Hello Julius,
Well I do something similar using FileIO.Write.FileNaming i,e,
https://beam.apache.org/releases/javadoc/2.4.0/org/apache/beam/sdk/io/FileIO.Write.FileNaming.html
You can do something like following:
.apply(FileIO.<GenericRecord>*write*()
.via(ParquetIO.*sink*(*getOutput_schema*()))
.to(outputPath)
.withNumShards(1)
*.withNaming(new
DatePartitionedFileName(subpath))*
Where your DatePartitionedFileName will implete FileIO.Write.FileNaming and
override its getFileName method i.e. something like following:
class DatePartitionedFileName implements FileIO.Write.FileNaming {
DatePartitionedFileName(String subpath) {
}
@Override
public String getFilename(BoundedWindow window, PaneInfo pane, int
numShards, int shardIndex, Compression compression) {
IntervalWindow intervalWindow = (IntervalWindow) window;
return String.format(
%s/file.parquet",
subpath,
some function like--> getCurrentHour());
}
}
Hope this helps.
Regards
Mohil
On Fri, Jul 10, 2020 at 1:51 PM Almeida, Julius <[email protected]>
wrote:
> Hi Team,
>
>
>
> I am trying to write files using FileIO, but currently all files fall
> under same folder.
>
>
>
> I need to write to new folder every hour,
>
> eg.: /output/hour-01/files.*. -> events coming in at hour 1
>
> /output/hour-02/files.*. -> events coming in at hour 2
>
>
>
> My Code :
>
>
>
> parquetRecord.apply(*"Batch Events"*, Window.<GenericRecord>*into*(
> FixedWindows.*of*(Duration.*standardMinutes*(10)))

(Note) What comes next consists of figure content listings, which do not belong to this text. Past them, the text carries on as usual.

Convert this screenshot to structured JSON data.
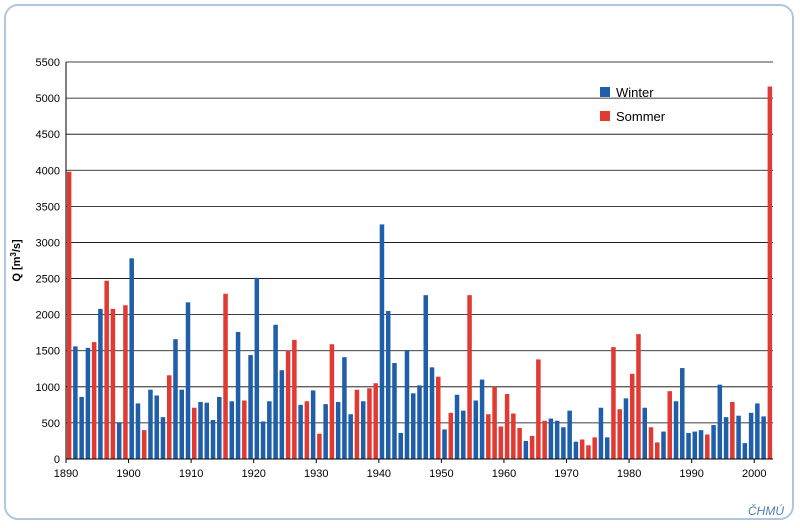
{
  "chart_data": {
    "type": "bar",
    "title": "",
    "xlabel": "",
    "ylabel": "Q [m³/s]",
    "ylabel_text": "Q [m",
    "ylabel_sup": "3",
    "ylabel_unit_end": "/s]",
    "ylim": [
      0,
      5500
    ],
    "yticks": [
      0,
      500,
      1000,
      1500,
      2000,
      2500,
      3000,
      3500,
      4000,
      4500,
      5000,
      5500
    ],
    "xlim": [
      1890,
      2003
    ],
    "xticks": [
      1890,
      1900,
      1910,
      1920,
      1930,
      1940,
      1950,
      1960,
      1970,
      1980,
      1990,
      2000
    ],
    "grid": true,
    "legend": "top-right",
    "series": [
      {
        "name": "Winter",
        "color": "#1f5ea8"
      },
      {
        "name": "Sommer",
        "color": "#e03a32"
      }
    ],
    "bars": [
      {
        "year": 1890,
        "s": 1,
        "v": 3980
      },
      {
        "year": 1891,
        "s": 0,
        "v": 1560
      },
      {
        "year": 1892,
        "s": 0,
        "v": 860
      },
      {
        "year": 1893,
        "s": 0,
        "v": 1540
      },
      {
        "year": 1894,
        "s": 1,
        "v": 1620
      },
      {
        "year": 1895,
        "s": 0,
        "v": 2080
      },
      {
        "year": 1896,
        "s": 1,
        "v": 2470
      },
      {
        "year": 1897,
        "s": 1,
        "v": 2080
      },
      {
        "year": 1898,
        "s": 0,
        "v": 510
      },
      {
        "year": 1899,
        "s": 1,
        "v": 2130
      },
      {
        "year": 1900,
        "s": 0,
        "v": 2780
      },
      {
        "year": 1901,
        "s": 0,
        "v": 770
      },
      {
        "year": 1902,
        "s": 1,
        "v": 400
      },
      {
        "year": 1903,
        "s": 0,
        "v": 960
      },
      {
        "year": 1904,
        "s": 0,
        "v": 880
      },
      {
        "year": 1905,
        "s": 0,
        "v": 580
      },
      {
        "year": 1906,
        "s": 1,
        "v": 1160
      },
      {
        "year": 1907,
        "s": 0,
        "v": 1660
      },
      {
        "year": 1908,
        "s": 0,
        "v": 960
      },
      {
        "year": 1909,
        "s": 0,
        "v": 2170
      },
      {
        "year": 1910,
        "s": 1,
        "v": 710
      },
      {
        "year": 1911,
        "s": 0,
        "v": 790
      },
      {
        "year": 1912,
        "s": 0,
        "v": 780
      },
      {
        "year": 1913,
        "s": 0,
        "v": 540
      },
      {
        "year": 1914,
        "s": 0,
        "v": 860
      },
      {
        "year": 1915,
        "s": 1,
        "v": 2290
      },
      {
        "year": 1916,
        "s": 0,
        "v": 800
      },
      {
        "year": 1917,
        "s": 0,
        "v": 1760
      },
      {
        "year": 1918,
        "s": 1,
        "v": 810
      },
      {
        "year": 1919,
        "s": 0,
        "v": 1440
      },
      {
        "year": 1920,
        "s": 0,
        "v": 2510
      },
      {
        "year": 1921,
        "s": 0,
        "v": 520
      },
      {
        "year": 1922,
        "s": 0,
        "v": 800
      },
      {
        "year": 1923,
        "s": 0,
        "v": 1860
      },
      {
        "year": 1924,
        "s": 0,
        "v": 1230
      },
      {
        "year": 1925,
        "s": 1,
        "v": 1500
      },
      {
        "year": 1926,
        "s": 1,
        "v": 1650
      },
      {
        "year": 1927,
        "s": 0,
        "v": 750
      },
      {
        "year": 1928,
        "s": 1,
        "v": 800
      },
      {
        "year": 1929,
        "s": 0,
        "v": 950
      },
      {
        "year": 1930,
        "s": 1,
        "v": 350
      },
      {
        "year": 1931,
        "s": 0,
        "v": 760
      },
      {
        "year": 1932,
        "s": 1,
        "v": 1590
      },
      {
        "year": 1933,
        "s": 0,
        "v": 790
      },
      {
        "year": 1934,
        "s": 0,
        "v": 1410
      },
      {
        "year": 1935,
        "s": 0,
        "v": 620
      },
      {
        "year": 1936,
        "s": 1,
        "v": 960
      },
      {
        "year": 1937,
        "s": 0,
        "v": 800
      },
      {
        "year": 1938,
        "s": 1,
        "v": 980
      },
      {
        "year": 1939,
        "s": 1,
        "v": 1050
      },
      {
        "year": 1940,
        "s": 0,
        "v": 3250
      },
      {
        "year": 1941,
        "s": 0,
        "v": 2050
      },
      {
        "year": 1942,
        "s": 0,
        "v": 1330
      },
      {
        "year": 1943,
        "s": 0,
        "v": 360
      },
      {
        "year": 1944,
        "s": 0,
        "v": 1510
      },
      {
        "year": 1945,
        "s": 0,
        "v": 910
      },
      {
        "year": 1946,
        "s": 0,
        "v": 1020
      },
      {
        "year": 1947,
        "s": 0,
        "v": 2270
      },
      {
        "year": 1948,
        "s": 0,
        "v": 1270
      },
      {
        "year": 1949,
        "s": 1,
        "v": 1140
      },
      {
        "year": 1950,
        "s": 0,
        "v": 410
      },
      {
        "year": 1951,
        "s": 1,
        "v": 640
      },
      {
        "year": 1952,
        "s": 0,
        "v": 890
      },
      {
        "year": 1953,
        "s": 0,
        "v": 670
      },
      {
        "year": 1954,
        "s": 1,
        "v": 2270
      },
      {
        "year": 1955,
        "s": 0,
        "v": 810
      },
      {
        "year": 1956,
        "s": 0,
        "v": 1100
      },
      {
        "year": 1957,
        "s": 1,
        "v": 620
      },
      {
        "year": 1958,
        "s": 1,
        "v": 1000
      },
      {
        "year": 1959,
        "s": 1,
        "v": 450
      },
      {
        "year": 1960,
        "s": 1,
        "v": 900
      },
      {
        "year": 1961,
        "s": 1,
        "v": 630
      },
      {
        "year": 1962,
        "s": 1,
        "v": 430
      },
      {
        "year": 1963,
        "s": 0,
        "v": 250
      },
      {
        "year": 1964,
        "s": 1,
        "v": 320
      },
      {
        "year": 1965,
        "s": 1,
        "v": 1380
      },
      {
        "year": 1966,
        "s": 1,
        "v": 530
      },
      {
        "year": 1967,
        "s": 0,
        "v": 560
      },
      {
        "year": 1968,
        "s": 0,
        "v": 530
      },
      {
        "year": 1969,
        "s": 0,
        "v": 440
      },
      {
        "year": 1970,
        "s": 0,
        "v": 670
      },
      {
        "year": 1971,
        "s": 0,
        "v": 240
      },
      {
        "year": 1972,
        "s": 1,
        "v": 270
      },
      {
        "year": 1973,
        "s": 1,
        "v": 190
      },
      {
        "year": 1974,
        "s": 1,
        "v": 300
      },
      {
        "year": 1975,
        "s": 0,
        "v": 710
      },
      {
        "year": 1976,
        "s": 0,
        "v": 300
      },
      {
        "year": 1977,
        "s": 1,
        "v": 1550
      },
      {
        "year": 1978,
        "s": 1,
        "v": 690
      },
      {
        "year": 1979,
        "s": 0,
        "v": 840
      },
      {
        "year": 1980,
        "s": 1,
        "v": 1180
      },
      {
        "year": 1981,
        "s": 1,
        "v": 1730
      },
      {
        "year": 1982,
        "s": 0,
        "v": 710
      },
      {
        "year": 1983,
        "s": 1,
        "v": 440
      },
      {
        "year": 1984,
        "s": 1,
        "v": 230
      },
      {
        "year": 1985,
        "s": 0,
        "v": 380
      },
      {
        "year": 1986,
        "s": 1,
        "v": 940
      },
      {
        "year": 1987,
        "s": 0,
        "v": 800
      },
      {
        "year": 1988,
        "s": 0,
        "v": 1260
      },
      {
        "year": 1989,
        "s": 0,
        "v": 360
      },
      {
        "year": 1990,
        "s": 0,
        "v": 380
      },
      {
        "year": 1991,
        "s": 0,
        "v": 400
      },
      {
        "year": 1992,
        "s": 1,
        "v": 340
      },
      {
        "year": 1993,
        "s": 0,
        "v": 470
      },
      {
        "year": 1994,
        "s": 0,
        "v": 1030
      },
      {
        "year": 1995,
        "s": 0,
        "v": 580
      },
      {
        "year": 1996,
        "s": 1,
        "v": 790
      },
      {
        "year": 1997,
        "s": 0,
        "v": 600
      },
      {
        "year": 1998,
        "s": 0,
        "v": 220
      },
      {
        "year": 1999,
        "s": 0,
        "v": 640
      },
      {
        "year": 2000,
        "s": 0,
        "v": 770
      },
      {
        "year": 2001,
        "s": 0,
        "v": 590
      },
      {
        "year": 2002,
        "s": 1,
        "v": 5160
      }
    ]
  },
  "credit": "ČHMÚ"
}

> .triggering(AfterWatermark.*pastEndOfWindow*())
> .discardingFiredPanes()
> .withAllowedLateness(Duration.*standardMinutes*(0)))
> .apply(Distinct.*create*())
>
> .apply(FileIO.<GenericRecord>*write*()
> .via(ParquetIO.*sink*(*getOutput_schema*()))
> .to(outputPath + *"hour=" *+ *new *DateTime().toString(
> *"HH"*) + *"/"*).withNumShards(1)
> .withSuffix(*".snappy.parquet"*));
>
>
>
>
>
> Thanks,
>
> Julius
>
>
>
>
>
>
>